Beej: The pain in Spain comes mainly from the sna...snainks...snainks. Got it in one.

Ian: {HOLDING SMARTPHONE} Emilio Cerveró bought two fighting bulls to replace his guard dogs after thieves kept snipping the wires of his fence and making off with {READS FROM PHONE} "such objects as rear-view mirrors, lights or spare wheels".

Beej: {IN SUDDEN UNDERSTANDING} BULLS! Like what shtoop cows!

Cori: {COUNTING ON HANDS} So they stole a rear-view mirror, a light and a wheel...to "MacGyver" what?

Beej: Some sort of "Iron Giant" project?

Cori: If a fighting bull is still alive, is it really good or really bad at what it does? What do their, like, retirement plans look like?

Beej: Normally you by two of something to get them to breed. I hope he wasn't counting on that. But, if he was, I hope he sets up a webcam.

Cori: He's gonna be real disappointed when he discovers the thieves are matadors and they're building a giant mecha-matador.

Beej: And, with the rear-view mirror, they'll have NO blind spots!

Ian: A Tuscon man who was locked out of his home had to be pulled out of his own chimney after he was trying to get back inside. Neighbors heard screams but the man had to endure four hours before he was pulled to safety.

Beej: I admire his original thinking and...child-like wonder. Uh, but you have to imagine there's gotta be a better solution for this. Like, he could've kept keys with the neighbors. He...he could've just left the keys somewhere on his property!

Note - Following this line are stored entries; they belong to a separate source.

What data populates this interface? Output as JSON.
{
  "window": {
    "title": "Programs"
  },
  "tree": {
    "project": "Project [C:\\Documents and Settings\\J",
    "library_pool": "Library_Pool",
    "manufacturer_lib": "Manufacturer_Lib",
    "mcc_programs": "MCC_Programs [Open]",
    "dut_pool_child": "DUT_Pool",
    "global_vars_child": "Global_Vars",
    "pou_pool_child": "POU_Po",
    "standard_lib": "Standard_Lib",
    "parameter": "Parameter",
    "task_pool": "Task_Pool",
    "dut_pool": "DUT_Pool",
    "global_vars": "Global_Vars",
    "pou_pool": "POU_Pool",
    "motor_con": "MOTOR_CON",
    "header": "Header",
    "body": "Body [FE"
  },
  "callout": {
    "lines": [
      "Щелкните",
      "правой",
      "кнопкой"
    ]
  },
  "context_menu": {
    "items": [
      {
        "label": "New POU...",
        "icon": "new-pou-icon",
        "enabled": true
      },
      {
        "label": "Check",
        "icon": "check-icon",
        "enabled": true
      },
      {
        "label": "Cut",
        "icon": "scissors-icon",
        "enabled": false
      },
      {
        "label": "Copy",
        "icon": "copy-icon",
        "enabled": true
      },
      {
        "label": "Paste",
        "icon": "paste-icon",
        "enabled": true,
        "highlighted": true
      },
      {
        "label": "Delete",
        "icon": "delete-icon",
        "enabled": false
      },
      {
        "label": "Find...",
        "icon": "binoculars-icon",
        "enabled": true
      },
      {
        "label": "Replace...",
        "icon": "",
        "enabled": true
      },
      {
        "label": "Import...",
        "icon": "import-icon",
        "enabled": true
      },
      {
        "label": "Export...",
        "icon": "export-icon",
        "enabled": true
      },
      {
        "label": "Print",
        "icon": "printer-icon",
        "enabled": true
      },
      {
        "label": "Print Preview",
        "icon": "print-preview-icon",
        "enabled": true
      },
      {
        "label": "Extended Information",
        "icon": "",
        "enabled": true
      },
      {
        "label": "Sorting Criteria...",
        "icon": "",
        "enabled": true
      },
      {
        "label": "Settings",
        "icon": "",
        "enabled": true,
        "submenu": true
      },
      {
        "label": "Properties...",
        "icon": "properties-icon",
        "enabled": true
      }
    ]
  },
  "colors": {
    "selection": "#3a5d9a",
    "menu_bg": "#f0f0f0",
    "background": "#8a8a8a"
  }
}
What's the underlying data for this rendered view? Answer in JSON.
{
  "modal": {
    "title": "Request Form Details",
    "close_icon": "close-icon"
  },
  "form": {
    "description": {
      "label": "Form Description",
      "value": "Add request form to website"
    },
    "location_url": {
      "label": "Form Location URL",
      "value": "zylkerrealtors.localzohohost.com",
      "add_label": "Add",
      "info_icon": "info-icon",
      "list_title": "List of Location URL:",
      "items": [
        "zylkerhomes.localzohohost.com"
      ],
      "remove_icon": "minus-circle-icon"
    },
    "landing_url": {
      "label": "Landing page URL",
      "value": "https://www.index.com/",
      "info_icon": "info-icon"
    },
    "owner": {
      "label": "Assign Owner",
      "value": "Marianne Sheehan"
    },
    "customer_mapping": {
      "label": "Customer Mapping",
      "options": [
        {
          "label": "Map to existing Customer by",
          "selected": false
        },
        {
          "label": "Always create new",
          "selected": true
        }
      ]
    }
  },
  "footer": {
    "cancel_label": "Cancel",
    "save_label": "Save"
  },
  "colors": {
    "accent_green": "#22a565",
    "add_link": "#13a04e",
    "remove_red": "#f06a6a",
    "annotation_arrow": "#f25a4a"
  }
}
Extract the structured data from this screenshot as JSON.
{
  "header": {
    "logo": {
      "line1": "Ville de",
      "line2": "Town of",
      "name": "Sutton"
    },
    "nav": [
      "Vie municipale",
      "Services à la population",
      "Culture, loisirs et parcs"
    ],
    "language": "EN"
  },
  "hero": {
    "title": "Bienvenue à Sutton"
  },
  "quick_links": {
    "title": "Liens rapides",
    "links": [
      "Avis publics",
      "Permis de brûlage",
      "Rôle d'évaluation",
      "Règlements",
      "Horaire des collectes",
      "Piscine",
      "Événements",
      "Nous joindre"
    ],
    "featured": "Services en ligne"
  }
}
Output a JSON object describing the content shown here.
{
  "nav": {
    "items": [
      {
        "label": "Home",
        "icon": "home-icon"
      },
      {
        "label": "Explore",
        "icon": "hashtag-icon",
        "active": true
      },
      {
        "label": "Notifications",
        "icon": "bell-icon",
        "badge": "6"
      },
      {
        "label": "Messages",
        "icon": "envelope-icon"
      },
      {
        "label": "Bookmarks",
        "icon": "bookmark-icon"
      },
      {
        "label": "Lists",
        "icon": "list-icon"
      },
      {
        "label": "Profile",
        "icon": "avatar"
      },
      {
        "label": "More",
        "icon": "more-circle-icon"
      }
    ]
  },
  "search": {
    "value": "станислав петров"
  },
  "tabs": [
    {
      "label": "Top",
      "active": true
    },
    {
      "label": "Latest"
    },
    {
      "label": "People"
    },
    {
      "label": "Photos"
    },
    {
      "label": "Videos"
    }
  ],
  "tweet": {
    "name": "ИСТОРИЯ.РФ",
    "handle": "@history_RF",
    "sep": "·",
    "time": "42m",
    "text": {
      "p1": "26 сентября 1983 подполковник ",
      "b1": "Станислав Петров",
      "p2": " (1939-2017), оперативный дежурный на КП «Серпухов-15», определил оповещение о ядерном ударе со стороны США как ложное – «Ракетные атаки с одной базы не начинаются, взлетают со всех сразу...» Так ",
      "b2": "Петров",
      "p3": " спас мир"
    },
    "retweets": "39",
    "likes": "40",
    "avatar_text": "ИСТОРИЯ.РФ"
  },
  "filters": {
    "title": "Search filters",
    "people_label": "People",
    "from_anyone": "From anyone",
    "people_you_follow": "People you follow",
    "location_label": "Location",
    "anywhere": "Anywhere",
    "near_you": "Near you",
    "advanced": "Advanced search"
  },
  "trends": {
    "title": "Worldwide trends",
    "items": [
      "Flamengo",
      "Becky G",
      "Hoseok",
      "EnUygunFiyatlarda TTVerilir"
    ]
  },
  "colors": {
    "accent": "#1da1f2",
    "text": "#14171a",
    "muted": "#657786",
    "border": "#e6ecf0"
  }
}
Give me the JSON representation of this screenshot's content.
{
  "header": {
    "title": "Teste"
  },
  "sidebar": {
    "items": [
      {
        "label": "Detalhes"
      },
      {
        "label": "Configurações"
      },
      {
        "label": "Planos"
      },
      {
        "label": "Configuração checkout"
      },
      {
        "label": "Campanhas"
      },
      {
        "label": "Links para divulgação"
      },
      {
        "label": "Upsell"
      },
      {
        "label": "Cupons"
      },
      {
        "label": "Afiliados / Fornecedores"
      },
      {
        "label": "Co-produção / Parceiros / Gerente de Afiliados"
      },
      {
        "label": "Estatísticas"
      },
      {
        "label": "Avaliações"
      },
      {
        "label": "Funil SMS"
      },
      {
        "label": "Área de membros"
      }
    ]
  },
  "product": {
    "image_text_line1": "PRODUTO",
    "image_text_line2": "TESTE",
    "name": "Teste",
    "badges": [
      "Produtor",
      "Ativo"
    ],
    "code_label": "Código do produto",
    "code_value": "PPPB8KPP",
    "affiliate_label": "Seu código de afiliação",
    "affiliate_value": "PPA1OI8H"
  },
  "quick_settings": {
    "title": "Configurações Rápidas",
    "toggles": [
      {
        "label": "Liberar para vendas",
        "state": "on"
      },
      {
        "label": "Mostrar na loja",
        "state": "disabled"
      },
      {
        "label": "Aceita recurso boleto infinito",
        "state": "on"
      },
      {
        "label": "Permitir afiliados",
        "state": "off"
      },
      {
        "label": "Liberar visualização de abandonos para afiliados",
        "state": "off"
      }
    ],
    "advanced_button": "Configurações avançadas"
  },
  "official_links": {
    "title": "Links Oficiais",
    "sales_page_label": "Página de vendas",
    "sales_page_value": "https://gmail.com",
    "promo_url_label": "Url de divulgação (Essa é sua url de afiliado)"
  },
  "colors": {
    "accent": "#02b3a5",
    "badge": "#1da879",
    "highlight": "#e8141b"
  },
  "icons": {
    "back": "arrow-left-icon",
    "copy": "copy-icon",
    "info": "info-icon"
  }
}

Cori: Well, given his original thinking, he probably keeps the spare key IN the chimney to deter thieves.

Beej: OK, in all this wild speculation, we are losing track of the true question here: face-up or ass-up?

Ian: Funny you should ask that, Beej. The 26-year-old almost MADE it into his home; his feet were touching the ground before he was pulled up by a rope. But the chimney narrowed as it got closer to the fireplace, making movement impossible.

Cori: It's like that hole was MADE for him!

Beej: 'Kay, now I have a beef with this architect. Because, if a relatively healthy 26-year-old person can't make it out of his own chimney, how the FUCK is Santa supposed to?!?

Cori: And, with all of the doors and windows locked, how's the TOOTH FAIRY supposed to get in?!

Beej: And, if you don't have a trench in your backyard, how is Laura Secord supposed to bury all of her chocolates?!? Arizona's the WORST! So beige!

Ian: And finally, as is tradition on an Ian-hosted Feed Dump, it's time for "Bear News". This week: a man in Jiangxi, China was defeated by a panda as he was trying to impress his female friends while visiting a zoo.

Cori: This man's NOT seen "Kung Fu Panda"...one, two or three!

Beej: How can you POSSIBLY get defeated by a panda?! What do you challenge a panda to that they're interested in doing AT ALL?!

Cori: And why would you impress women by beating up charismatic macro-fauna?

Beej: I dunno, Cori! I've never really learned how to flirt, did I?!

Cori: {TO BEEJ} You think I know how to flirt?! I don't think anyone in this ROOM knows how to flirt! I don't think anyone in this BUILDING knows how to flirt! {TO THE MIDDLE CHAIR} Cam, do YOU know how to flirt?!

Cameron: {IN IAN'S SPOT} Well,...not on purpose.

Cori: Thank you!

Beej: What were we even talking about again?

Ian: Well, I was GOING to tell you guys about how this guy wandered into the panda enclosure, poked the bear while it was sleeping until it woke up and grabbed him, pinned him to the ground and...

Beej: Oh, cool! Like in "The Revenant"?!

Cori: Leo's got his Oscar now. Might as well give one to everyone else.

Ian: And, on that note, there may be better sources for news out there, but they also don't have Oscars and they don't have this HAT...{DONS A U.S. NAVY CAP WITH "USS WYOMING" ON THE FRONT}...which is from the USS Wyoming which I believe is...{REMOVES CAP AND LOOKS AT THE FRONT}...a boat...I'm gonna say aircraft carrier. It's got our...{PUTS IT ON BACKWARDS TO SHOW "LoadingReadyRun" ON THE BACK}..."name" on the back there so I can be all "hip" like the kids. "You, waddup? I'm with LoadingReadyRun. We're gonna sit here and we'll have some fun. On Feed Dump." Yeah.

{FEED DUMP CREDITS}

{SHOT OF BEEJ}

Cori: {OFF-SCREEN} And if there's no well,...

Beej: Yeah, and, if there's no well,...how is Susan B. Anthony supposed to hide all her Sacagawea dollars?!